Atomic layer deposition (ALD) has emerged as a critical enabling technology for flexible and stretchable electronics, offering precise nanoscale control over thin-film growth while accommodating the unique requirements of polymer-based substrates. Unlike conventional deposition techniques, ALD operates through self-limiting surface reactions, allowing for conformal coatings even on complex, three-dimensional geometries. This characteristic is particularly advantageous for flexible electronics, where device performance must be maintained under mechanical deformation. The compatibility of ALD with low-temperature processing, specialized precursors, and mechanically robust materials makes it indispensable for next-generation wearable sensors and conformal electronic systems.

A key advantage of ALD in flexible electronics is its ability to deposit high-quality films at temperatures compatible with polymer substrates. Many polymers used in flexible electronics, such as polyethylene terephthalate (PET) and polyimide, degrade or deform at elevated temperatures. Low-temperature ALD processes, typically operating below 150°C, enable the integration of functional inorganic layers without compromising substrate integrity. For example, aluminum oxide (Al₂O₃) films deposited via plasma-enhanced ALD at 80°C exhibit excellent barrier properties, with water vapor transmission rates below 10⁻⁶ g/m²/day, making them suitable for encapsulating organic light-emitting diodes and other moisture-sensitive components. Similarly, zinc oxide (ZnO) and tin oxide (SnO₂) can be deposited at similarly low temperatures, providing conductive and semiconductive functionalities essential for active devices.

The development of polymer-compatible precursors has further expanded ALD’s applicability in flexible electronics. Traditional precursors often require high activation energies or produce reactive byproducts that damage organic substrates. To address this, researchers have introduced metalorganic precursors with lower decomposition temperatures and reduced reactivity. For instance, trimethylaluminum (TMA) and ozone-based processes enable Al₂O₃ growth at room temperature, while avoiding the plasma-induced damage associated with oxygen radicals. Additionally, novel precursors such as diethylzinc (DEZ) and tetrakis(dimethylamido)tin (TDMASn) facilitate the low-temperature deposition of ZnO and SnO₂, respectively, without compromising film quality. These advancements ensure that ALD can be seamlessly integrated into existing flexible electronics fabrication workflows.
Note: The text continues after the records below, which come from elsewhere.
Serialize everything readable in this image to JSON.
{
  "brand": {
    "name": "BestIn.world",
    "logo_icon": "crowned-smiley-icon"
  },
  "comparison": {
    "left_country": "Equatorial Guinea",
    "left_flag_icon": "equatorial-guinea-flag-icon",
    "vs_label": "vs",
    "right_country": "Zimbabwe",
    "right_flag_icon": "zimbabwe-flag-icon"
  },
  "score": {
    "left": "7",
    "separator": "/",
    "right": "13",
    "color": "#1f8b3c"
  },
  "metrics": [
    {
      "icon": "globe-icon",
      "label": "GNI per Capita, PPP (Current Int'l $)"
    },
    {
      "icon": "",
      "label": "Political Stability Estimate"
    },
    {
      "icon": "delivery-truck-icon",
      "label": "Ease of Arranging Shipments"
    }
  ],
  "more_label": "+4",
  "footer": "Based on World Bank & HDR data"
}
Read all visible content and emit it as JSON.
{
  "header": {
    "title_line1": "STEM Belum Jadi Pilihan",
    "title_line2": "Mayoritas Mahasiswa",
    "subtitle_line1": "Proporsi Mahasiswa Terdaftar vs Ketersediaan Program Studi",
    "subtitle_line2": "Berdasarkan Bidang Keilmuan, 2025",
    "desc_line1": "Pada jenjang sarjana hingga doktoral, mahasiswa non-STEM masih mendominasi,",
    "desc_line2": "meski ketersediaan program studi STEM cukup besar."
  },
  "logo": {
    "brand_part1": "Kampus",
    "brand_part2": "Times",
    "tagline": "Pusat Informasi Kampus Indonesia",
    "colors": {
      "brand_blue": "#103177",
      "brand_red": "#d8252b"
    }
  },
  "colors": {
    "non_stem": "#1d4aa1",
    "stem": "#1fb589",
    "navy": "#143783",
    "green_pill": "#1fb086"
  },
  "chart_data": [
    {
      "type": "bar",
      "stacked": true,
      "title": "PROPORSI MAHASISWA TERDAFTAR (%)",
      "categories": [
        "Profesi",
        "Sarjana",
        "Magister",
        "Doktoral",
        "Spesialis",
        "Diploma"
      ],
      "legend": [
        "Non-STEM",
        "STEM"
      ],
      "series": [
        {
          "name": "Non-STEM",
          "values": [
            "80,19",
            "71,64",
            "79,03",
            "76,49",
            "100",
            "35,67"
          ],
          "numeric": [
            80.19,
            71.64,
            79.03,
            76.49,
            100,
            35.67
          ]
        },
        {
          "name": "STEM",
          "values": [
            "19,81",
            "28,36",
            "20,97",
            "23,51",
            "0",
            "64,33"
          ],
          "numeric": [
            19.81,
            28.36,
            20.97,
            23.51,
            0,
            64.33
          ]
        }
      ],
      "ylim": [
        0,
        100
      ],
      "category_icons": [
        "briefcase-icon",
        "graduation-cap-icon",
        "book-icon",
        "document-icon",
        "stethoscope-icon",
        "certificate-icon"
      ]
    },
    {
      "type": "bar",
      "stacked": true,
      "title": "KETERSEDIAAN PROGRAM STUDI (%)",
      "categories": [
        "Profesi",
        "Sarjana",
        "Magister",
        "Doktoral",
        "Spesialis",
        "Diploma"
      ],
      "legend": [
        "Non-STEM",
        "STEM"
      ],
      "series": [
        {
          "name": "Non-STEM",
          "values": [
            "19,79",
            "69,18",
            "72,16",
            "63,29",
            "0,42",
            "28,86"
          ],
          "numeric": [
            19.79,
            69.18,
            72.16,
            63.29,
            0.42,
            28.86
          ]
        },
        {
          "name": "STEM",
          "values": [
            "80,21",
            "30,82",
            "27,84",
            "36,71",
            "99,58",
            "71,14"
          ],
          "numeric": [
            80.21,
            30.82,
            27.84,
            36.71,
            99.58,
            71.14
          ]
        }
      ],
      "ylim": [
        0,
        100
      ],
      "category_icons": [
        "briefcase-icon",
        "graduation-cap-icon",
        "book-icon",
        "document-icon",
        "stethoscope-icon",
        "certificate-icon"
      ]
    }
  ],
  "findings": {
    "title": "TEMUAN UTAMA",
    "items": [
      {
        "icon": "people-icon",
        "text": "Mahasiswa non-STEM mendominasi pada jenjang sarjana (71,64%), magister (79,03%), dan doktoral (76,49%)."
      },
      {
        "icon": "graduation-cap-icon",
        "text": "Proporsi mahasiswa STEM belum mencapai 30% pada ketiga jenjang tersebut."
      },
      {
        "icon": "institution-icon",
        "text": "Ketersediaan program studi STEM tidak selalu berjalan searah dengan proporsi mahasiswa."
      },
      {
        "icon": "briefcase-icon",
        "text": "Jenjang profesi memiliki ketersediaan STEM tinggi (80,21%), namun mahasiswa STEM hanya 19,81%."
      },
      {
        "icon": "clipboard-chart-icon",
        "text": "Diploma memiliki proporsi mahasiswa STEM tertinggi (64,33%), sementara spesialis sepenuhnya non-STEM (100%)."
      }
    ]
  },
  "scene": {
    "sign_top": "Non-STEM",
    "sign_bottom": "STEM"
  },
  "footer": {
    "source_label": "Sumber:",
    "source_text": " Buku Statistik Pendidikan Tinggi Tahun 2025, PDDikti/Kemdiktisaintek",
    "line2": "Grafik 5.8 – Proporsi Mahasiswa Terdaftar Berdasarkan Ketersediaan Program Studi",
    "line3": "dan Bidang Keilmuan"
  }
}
Mechanical durability is a critical consideration for ALD films in stretchable electronics, where repeated deformation can lead to cracking or delamination. The nanolaminate approach, which alternates layers of different materials, has proven effective in enhancing flexibility. For example, alternating Al₂O₃ and ZnO layers creates a composite structure that redistributes strain and prevents crack propagation, maintaining electrical conductivity even under 5% tensile strain. Another strategy involves the use of inherently flexible materials such as indium tin oxide (ITO) or graphene, which can be deposited or seeded via ALD to form conductive networks that withstand bending cycles exceeding 10,000 repetitions. The conformal nature of ALD also ensures uniform coverage over rough or textured surfaces, further improving mechanical resilience.

Wearable sensors represent one of the most promising applications of ALD in flexible electronics, particularly in healthcare and environmental monitoring. ALD-enabled thin-film transistors (TFTs) on polyimide substrates have been demonstrated for epidermal electrophysiological sensors, capable of conforming to skin while maintaining stable operation under motion. These sensors leverage ALD-deposited gate dielectrics, such as hafnium oxide (HfO₂), which provide high capacitance and low leakage currents essential for sensitive signal detection. Similarly, ALD-grown metal oxides like tungsten trioxide (WO₃) serve as active layers in gas sensors, detecting volatile organic compounds with parts-per-billion sensitivity. The ability to precisely control film thickness and composition at the atomic level allows for tailored sensor responses, optimizing selectivity and sensitivity for specific analytes.

Another emerging application is in flexible energy storage devices, where ALD plays a dual role in enhancing performance and durability. Thin-film batteries and supercapacitors benefit from ALD-deposited solid-state electrolytes, such as lithium phosphate (Li₃PO₄), which exhibit ionic conductivities comparable to liquid electrolytes while being mechanically robust. Similarly, ALD-coated carbon nanotube electrodes show improved cycling stability in lithium-ion batteries, with capacity retention exceeding 90% after 500 cycles. These developments are particularly relevant for self-powered wearable systems, where energy storage must remain functional under bending and stretching.

The scalability of ALD further enhances its suitability for industrial adoption in flexible electronics. Roll-to-roll ALD systems have been developed to accommodate large-area polymer substrates, enabling high-throughput production of barrier films and conductive coatings. This scalability, combined with the technique’s inherent precision, positions ALD as a cornerstone technology for the mass fabrication of next-generation wearable and conformal electronic devices. As the demand for flexible electronics grows, continued advancements in low-temperature processes, novel precursors, and mechanically durable films will further solidify ALD’s role in this transformative field.